= Benjamin P. Yudin =

Veniamin Petrovich Yudin (1928–1983) was a Kazakhstan scholar of oriental studies, historian, philologist, expert on Persian and Turkic manuscripts, researcher and teacher. Yudin was born on February 1, 1928, in Stalingrad (modern Volgograd). Yudin started his scientific and pedagogical activity as Uighurologist in 1950 after graduating Moscow Institute of Oriental Studies, where he completed a postgraduate study in Uighur philology under a known Turkologist Prof. V.M. Nasilov.

In 1955 Yudin started his work at the Kazakhstan Pedagogical Institute in a newly opened Uighur branch, where he lectured in Uighur language the classes of ancient and classical Uighur literature, folklore and language. In 1960-1976 he lectured in the Kazakhstan State University and worked in the Uighurology Department of the Linguistics Institute of Kazakhstan SSR Academy of Sciences. Alongside the Kazakhstan artifacts, Yudin investigated from historical and philological points the richest manuscript heritage of the Uighur people.
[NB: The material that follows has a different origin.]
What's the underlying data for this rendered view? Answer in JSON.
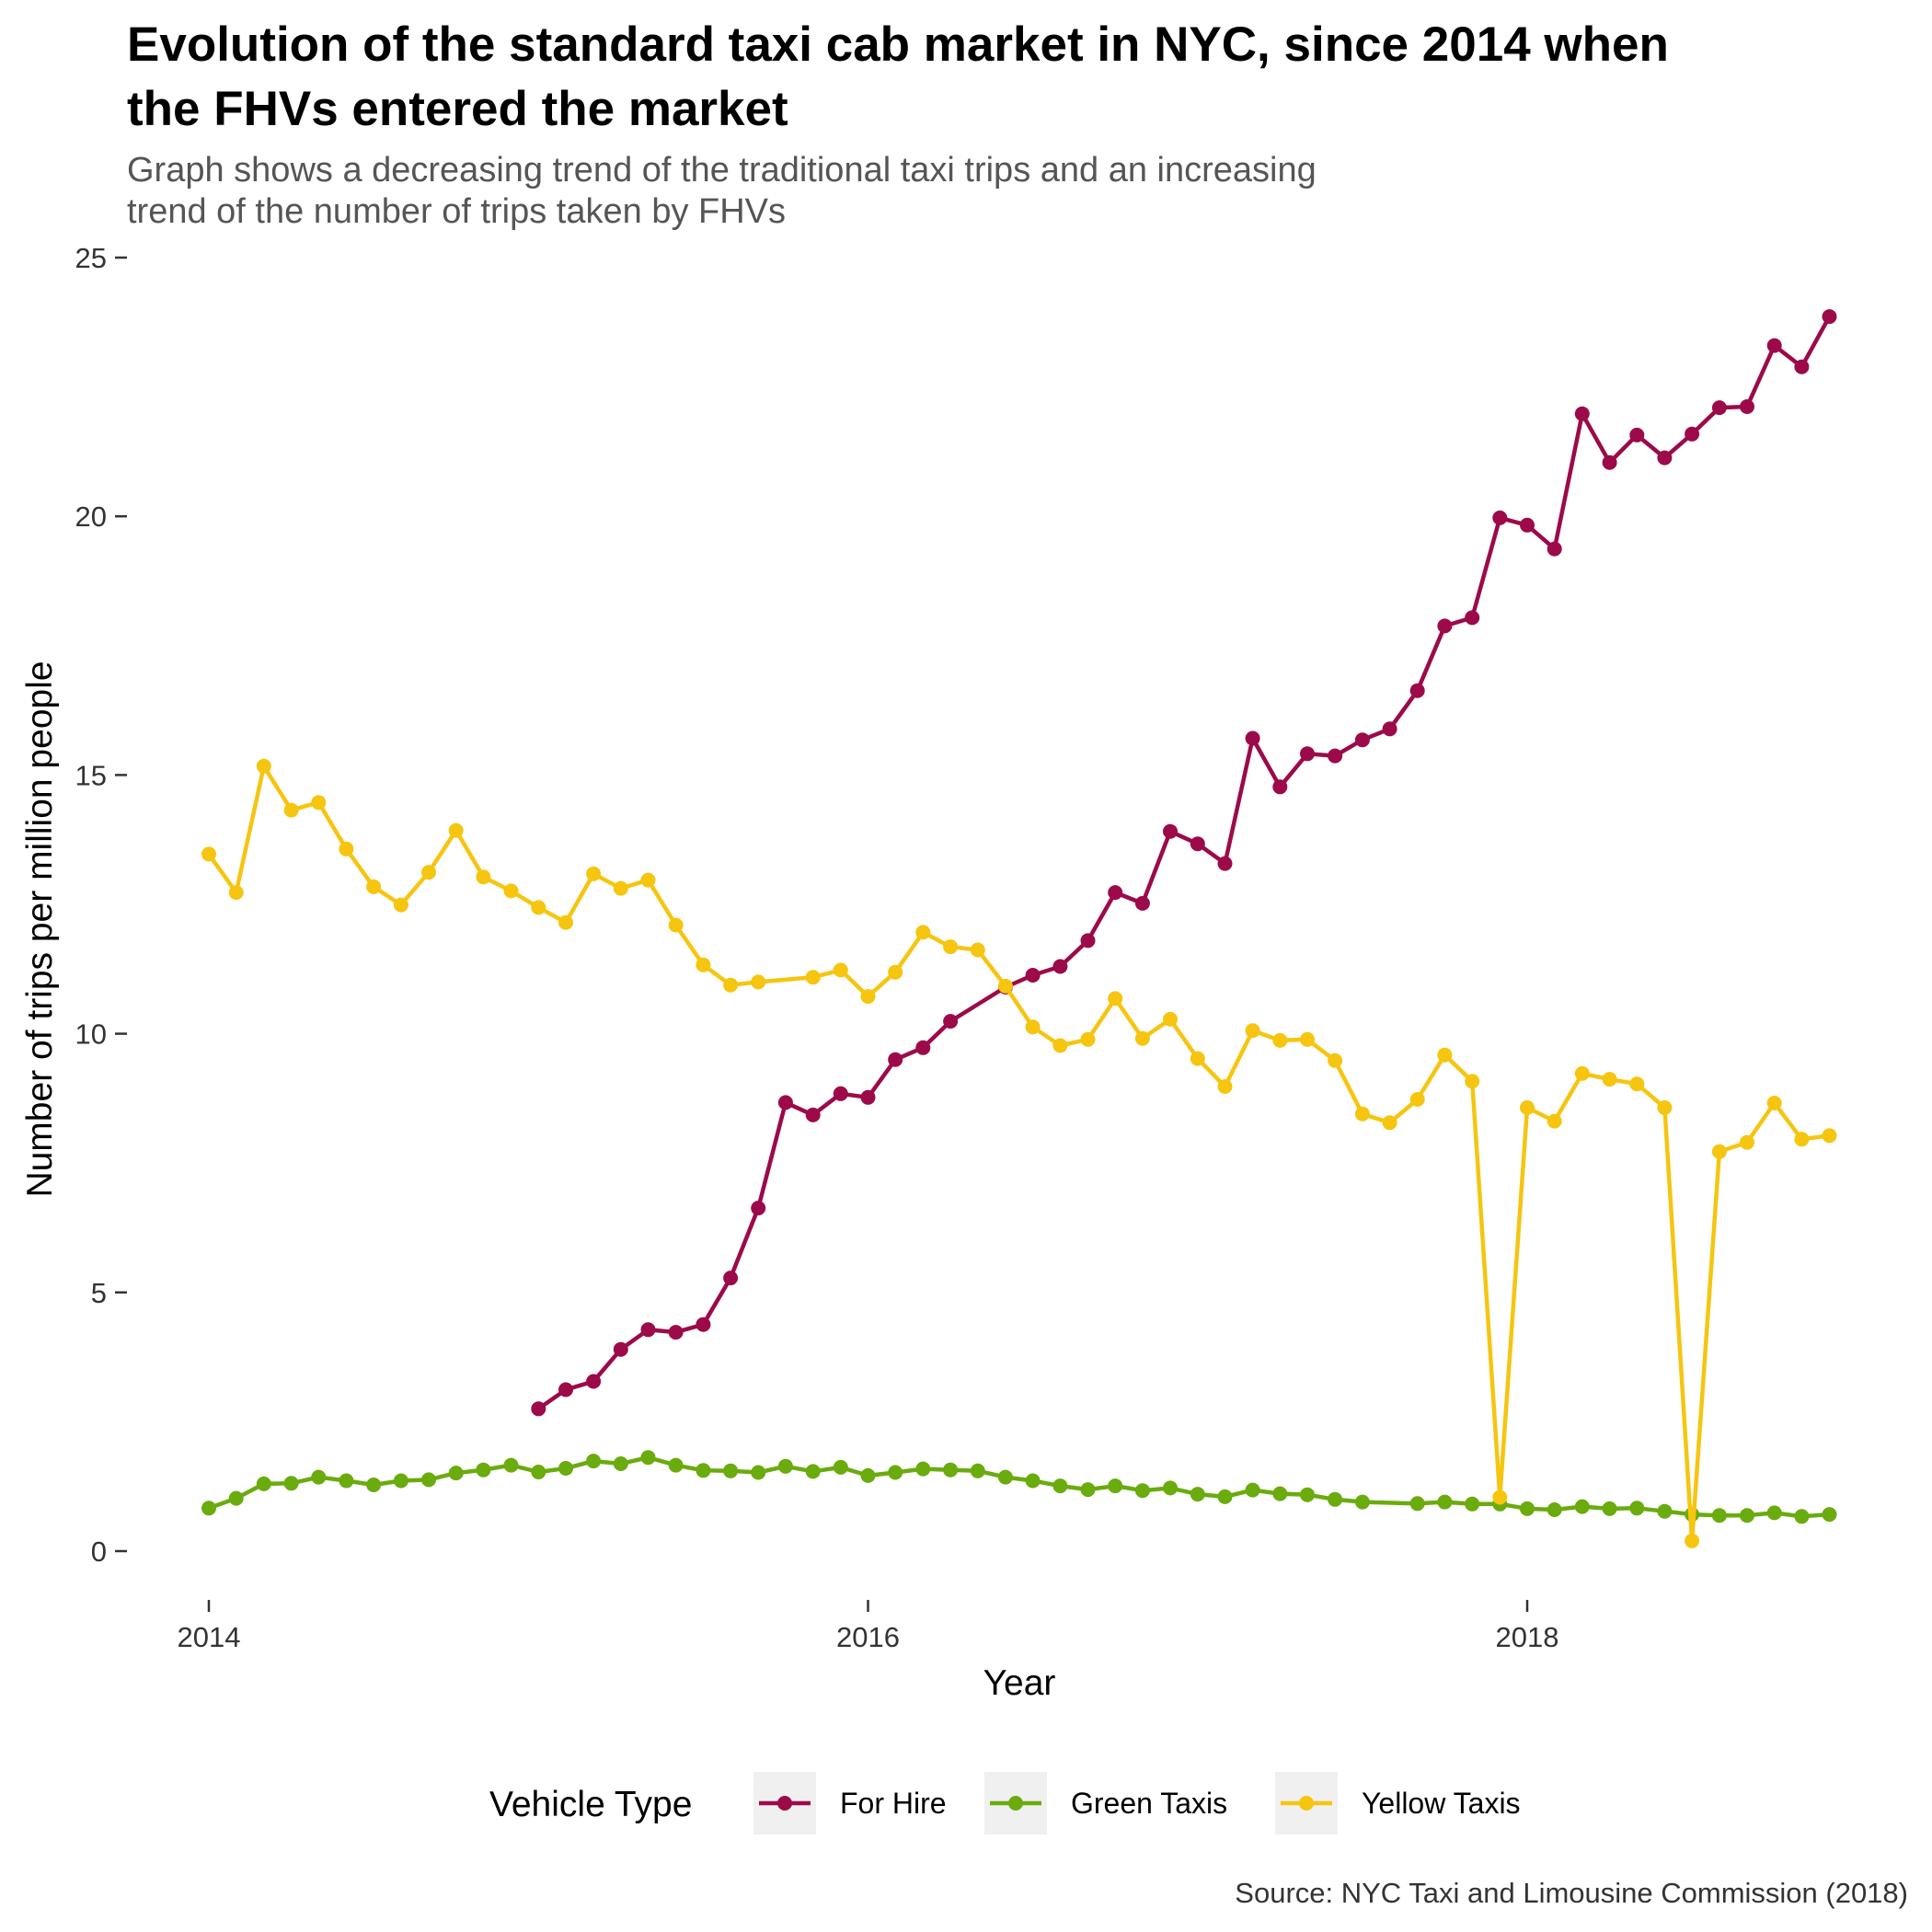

Yudin authored over 80 scientific publications in Russian, Uighur and Kazakh languages, some of them were re-published in English.

Yudin studied manuscripts unearthed in Xinjiang, northwest China, including "Chingiz-name" by Utemish-Khodja (16th century), "Tarih-i Shaibani" (beginning of 17th century), "Ziya' al-kulub" by Mukhalemad Avaz (beginning of 17th century).

Yudin's work "Clan and tribal composition of Moghuls of Moghulistan and Moghulia and their ethnic connections with Kazakh and other neighboring peoples" (News of Kazakhstan SSR Academy of Sciences, Social sciences, 1965, No. 3) broke ground in "nonconventional" illumination of the Moghulia state as distinct from Moghulistan in ethnic, territorial and chronological relations, state structure, and about Moghulian ethnic composition which contributed to the Kazakh, Uighur and Kirgiz peoples.

Much of Yudin's research was not published during his lifetime, including his translations of sources, research on history of the Kazakhs and Uighurs and other subjects.